Some fiction today inspired by Jeff Tsuruoka's Mid-Week Blues-Buster Flash Fiction Challenge
This week's song prompt is Connie Dover - I am going to the West
I'd never heard it before but my thoughts first travelled east and I set my story in Lowestoft, the most easterly point of the United Kingdom, somewhere we spent many family holidays and apparently where my ancestors come from!
I'd never heard it before but my thoughts first travelled east and I set my story in Lowestoft, the most easterly point of the United Kingdom, somewhere we spent many family holidays and apparently where my ancestors come from!
The Only Way Out Is West!
Sean was the only one of us who ever got away after sixth
form. Few of my close friends went away to university. But Sean escaped and
travelled west following the sun.
“Did you know Lowestoft is the most easterly point in the
British Isles therefore the only buses out of town go west?”
A fact he was fond of telling me as we revised for our
geography exam – a lot of good it did either of us, there were no questions
about fishing ports in East Anglia. We laughed insanely although none
of our friends understood why we found it quite so amusing.
It surprises me they never guessed I had this massive crush
on Sean back then; he could have read the telephone directory out loud and made
me smile.
I made him a mix tape for the journey to London. Any song I
could find with the word “west” in the title.
“Thanks Squirt!” he
bent down kissing my forehead with brotherly affection as I handed over my gift
at the bus stop.
Perhaps I should have told him then how I felt but he was
off to the big city while I was stuck here. I’d got a job at the harbour,
reasonably well paid, with good prospects – you didn’t up and leave security.

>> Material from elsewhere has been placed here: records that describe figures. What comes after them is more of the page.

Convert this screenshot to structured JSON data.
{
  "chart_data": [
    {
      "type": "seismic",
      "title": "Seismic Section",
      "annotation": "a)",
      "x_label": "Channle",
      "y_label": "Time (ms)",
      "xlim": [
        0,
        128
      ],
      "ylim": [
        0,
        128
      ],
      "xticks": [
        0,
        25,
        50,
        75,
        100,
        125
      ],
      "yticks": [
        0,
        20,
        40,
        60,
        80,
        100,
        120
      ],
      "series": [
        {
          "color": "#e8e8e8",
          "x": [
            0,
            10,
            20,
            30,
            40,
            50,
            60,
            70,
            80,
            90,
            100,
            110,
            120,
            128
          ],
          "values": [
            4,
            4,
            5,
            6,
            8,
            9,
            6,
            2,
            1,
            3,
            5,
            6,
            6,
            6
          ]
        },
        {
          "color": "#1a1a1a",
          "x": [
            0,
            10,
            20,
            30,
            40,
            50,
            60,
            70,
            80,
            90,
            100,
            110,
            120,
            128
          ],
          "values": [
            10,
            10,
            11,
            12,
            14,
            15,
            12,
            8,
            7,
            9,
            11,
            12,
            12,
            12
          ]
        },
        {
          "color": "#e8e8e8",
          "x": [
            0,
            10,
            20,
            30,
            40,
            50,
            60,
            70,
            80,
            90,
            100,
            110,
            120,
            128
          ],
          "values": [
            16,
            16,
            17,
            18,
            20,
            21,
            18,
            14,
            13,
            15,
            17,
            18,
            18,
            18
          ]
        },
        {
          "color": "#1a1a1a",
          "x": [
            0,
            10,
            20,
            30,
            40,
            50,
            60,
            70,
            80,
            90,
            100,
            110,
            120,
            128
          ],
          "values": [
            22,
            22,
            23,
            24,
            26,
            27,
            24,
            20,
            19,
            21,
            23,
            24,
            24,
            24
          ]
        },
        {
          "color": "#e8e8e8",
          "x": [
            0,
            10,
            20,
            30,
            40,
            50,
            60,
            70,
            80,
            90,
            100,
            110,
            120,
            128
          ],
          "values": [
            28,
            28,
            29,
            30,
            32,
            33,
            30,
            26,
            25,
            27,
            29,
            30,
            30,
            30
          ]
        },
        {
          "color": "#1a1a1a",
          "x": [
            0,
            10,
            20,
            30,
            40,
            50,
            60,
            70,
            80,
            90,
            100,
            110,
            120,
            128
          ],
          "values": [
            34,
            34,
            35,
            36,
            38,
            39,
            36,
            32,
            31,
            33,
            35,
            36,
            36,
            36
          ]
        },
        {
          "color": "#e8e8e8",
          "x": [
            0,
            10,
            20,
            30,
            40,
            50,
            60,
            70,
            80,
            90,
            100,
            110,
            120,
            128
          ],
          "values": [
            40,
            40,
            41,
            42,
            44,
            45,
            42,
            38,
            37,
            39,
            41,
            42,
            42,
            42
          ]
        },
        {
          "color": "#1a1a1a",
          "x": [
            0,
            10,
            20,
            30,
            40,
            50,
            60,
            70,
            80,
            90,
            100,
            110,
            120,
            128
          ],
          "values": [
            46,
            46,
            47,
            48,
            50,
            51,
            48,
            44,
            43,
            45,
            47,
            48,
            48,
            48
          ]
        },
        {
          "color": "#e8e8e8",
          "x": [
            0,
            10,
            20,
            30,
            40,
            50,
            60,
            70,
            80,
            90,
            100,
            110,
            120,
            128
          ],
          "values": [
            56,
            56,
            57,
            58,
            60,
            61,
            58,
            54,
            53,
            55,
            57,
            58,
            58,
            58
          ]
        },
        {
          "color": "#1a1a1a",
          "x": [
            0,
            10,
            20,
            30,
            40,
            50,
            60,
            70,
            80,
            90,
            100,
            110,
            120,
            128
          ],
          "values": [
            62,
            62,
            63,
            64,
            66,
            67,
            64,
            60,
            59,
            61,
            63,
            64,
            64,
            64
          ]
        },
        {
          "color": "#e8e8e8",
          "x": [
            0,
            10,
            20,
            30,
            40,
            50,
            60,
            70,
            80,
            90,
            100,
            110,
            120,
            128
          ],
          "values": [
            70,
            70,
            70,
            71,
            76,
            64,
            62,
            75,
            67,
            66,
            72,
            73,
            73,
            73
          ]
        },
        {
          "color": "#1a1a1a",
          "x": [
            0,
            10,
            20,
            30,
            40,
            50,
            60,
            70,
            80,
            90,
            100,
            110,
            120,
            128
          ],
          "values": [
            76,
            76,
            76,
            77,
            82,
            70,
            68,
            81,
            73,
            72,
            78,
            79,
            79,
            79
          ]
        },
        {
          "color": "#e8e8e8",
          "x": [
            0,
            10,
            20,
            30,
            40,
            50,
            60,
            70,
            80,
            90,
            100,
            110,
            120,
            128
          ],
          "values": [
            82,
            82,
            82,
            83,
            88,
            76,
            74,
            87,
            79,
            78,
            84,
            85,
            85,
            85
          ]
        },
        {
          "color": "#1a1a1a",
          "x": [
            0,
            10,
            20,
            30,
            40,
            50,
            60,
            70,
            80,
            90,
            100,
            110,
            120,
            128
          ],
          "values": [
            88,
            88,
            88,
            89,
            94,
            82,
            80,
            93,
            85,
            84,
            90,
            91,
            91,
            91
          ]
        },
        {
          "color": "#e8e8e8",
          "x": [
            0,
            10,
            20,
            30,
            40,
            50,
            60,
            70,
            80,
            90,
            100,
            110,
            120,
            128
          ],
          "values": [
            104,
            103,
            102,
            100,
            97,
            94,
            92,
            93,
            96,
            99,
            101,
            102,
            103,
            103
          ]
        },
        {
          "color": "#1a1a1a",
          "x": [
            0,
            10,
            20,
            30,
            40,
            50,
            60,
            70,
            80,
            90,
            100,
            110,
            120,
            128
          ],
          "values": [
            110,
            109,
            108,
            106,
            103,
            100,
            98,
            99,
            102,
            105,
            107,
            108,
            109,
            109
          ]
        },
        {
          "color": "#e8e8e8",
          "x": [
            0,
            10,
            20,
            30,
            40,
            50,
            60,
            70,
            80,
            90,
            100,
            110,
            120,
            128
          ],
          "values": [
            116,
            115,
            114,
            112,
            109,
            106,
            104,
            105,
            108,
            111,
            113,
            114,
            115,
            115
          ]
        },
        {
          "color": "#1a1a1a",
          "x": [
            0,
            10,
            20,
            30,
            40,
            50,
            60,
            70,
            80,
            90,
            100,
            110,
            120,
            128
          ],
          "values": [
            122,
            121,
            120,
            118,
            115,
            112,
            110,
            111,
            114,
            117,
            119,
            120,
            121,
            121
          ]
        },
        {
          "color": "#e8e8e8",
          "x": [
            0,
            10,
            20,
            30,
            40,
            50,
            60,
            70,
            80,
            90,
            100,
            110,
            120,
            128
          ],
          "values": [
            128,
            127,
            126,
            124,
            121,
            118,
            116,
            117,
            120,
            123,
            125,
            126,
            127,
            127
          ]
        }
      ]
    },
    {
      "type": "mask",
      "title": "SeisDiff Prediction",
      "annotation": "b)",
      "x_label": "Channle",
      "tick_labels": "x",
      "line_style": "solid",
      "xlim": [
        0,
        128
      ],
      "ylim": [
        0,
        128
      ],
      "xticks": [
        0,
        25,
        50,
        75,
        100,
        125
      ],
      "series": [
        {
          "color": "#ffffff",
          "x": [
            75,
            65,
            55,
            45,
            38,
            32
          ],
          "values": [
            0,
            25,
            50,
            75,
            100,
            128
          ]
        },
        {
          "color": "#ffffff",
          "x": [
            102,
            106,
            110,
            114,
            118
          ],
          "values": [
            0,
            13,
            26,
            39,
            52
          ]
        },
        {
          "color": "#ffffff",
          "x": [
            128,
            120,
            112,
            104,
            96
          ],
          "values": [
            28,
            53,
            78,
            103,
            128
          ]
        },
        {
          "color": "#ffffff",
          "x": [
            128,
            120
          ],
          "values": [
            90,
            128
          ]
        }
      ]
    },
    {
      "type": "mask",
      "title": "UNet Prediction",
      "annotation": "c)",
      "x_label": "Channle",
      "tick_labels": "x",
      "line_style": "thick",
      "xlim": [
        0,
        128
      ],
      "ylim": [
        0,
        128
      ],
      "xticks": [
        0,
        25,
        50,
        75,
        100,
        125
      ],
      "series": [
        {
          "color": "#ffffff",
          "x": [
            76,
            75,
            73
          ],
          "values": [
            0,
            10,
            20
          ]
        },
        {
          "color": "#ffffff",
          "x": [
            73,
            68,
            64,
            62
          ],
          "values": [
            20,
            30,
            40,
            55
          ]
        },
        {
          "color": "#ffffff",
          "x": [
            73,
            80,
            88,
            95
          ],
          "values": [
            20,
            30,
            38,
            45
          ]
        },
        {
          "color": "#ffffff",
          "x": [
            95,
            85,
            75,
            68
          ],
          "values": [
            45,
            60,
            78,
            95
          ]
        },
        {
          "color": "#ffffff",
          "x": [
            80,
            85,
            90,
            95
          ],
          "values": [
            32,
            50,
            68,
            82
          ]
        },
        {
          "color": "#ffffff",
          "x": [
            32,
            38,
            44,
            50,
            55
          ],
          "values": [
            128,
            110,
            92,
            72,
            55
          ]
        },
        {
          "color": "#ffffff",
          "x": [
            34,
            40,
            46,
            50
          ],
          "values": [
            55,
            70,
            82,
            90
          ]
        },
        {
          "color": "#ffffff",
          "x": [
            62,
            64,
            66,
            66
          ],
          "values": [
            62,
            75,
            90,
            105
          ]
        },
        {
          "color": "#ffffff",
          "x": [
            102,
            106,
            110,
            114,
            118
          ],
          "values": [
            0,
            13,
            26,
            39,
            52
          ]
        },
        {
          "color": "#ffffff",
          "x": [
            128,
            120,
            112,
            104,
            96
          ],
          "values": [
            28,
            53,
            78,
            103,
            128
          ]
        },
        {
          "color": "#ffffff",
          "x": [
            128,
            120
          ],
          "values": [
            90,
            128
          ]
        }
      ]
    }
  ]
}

Some twenty years later and my life looked very different, the
job got stale like rotting fish, to be honest they were looking to make someone
redundant. When my husband walked out it gave me that much need push.
It was time to go west and chase my own dreams, if I could
figure out what they were.
I’d planned to look Sean up, we’d lost touch, but I had this
daydream all figured out in my head that I would bump into him and… yeah I
know, in a big city, as if that would ever happen?
But unexpectedly he came back to Lowestoft. I met him a
couple of nights ago in the pub just as I was having my leaving do.
“Hello Squirt!”
I looked up into those familiar deep brown eyes. We talked
all night, walking along the beach when the pub closed and they kicked us out.
We swapped stories, each of us trying to outdo the other in
our romantic tales of woe, but I laughed the loudest and longest I had for a
long time.
As the sun rose from the east so the trawlers followed and
the town started to stir. We said goodbye. Sean wished me luck with an awkward
pat on the back rather than the hug I longed for.
So now I was here waiting for the bus, waiting for something
new to begin in my life.
There was a wild biting cold wind blowing straight off the
sea, I was afforded little respite from the dilapidated bus shelter. Shattered
glass lay sprinkled at my feet resembling fake diamonds that had lost their
sparkle.
I wouldn’t miss this place would I?
This town I had grown up in, the salt air that filled my
lungs, the pervading smell of fish that lingered softly on my clothes after a
day’s work. Unsuccessfully I tried to think up as many reasons to leave as I
could but this was my home, good and bad.
As I spotted the bus coming from one direction I saw someone
running from the other.
“I think someone else wants the bus.” I said as I handed
over my ticket hauling my case on board unaided.
From the bus step I was almost eye to eye with Sean, because
how could it have been anyone else?
“I’ve brought you something for the journey.”
He handed me a cassette box.
I thought how strange that a ninety minute mix tape was
larger than hours’ worth of music on my new iPod.
“You getting on?” asked the driver.
Sean nodded.
“You’re travelling light.” I said. He had no bags with him.
“All I need is this,” he replied pulling an old walkman out
of his overcoat pocket, “complete with double headphone socket and two sets of
headphones.”
So this time we travelled west together!
Love this! Fulfillment and searching for new dreams together!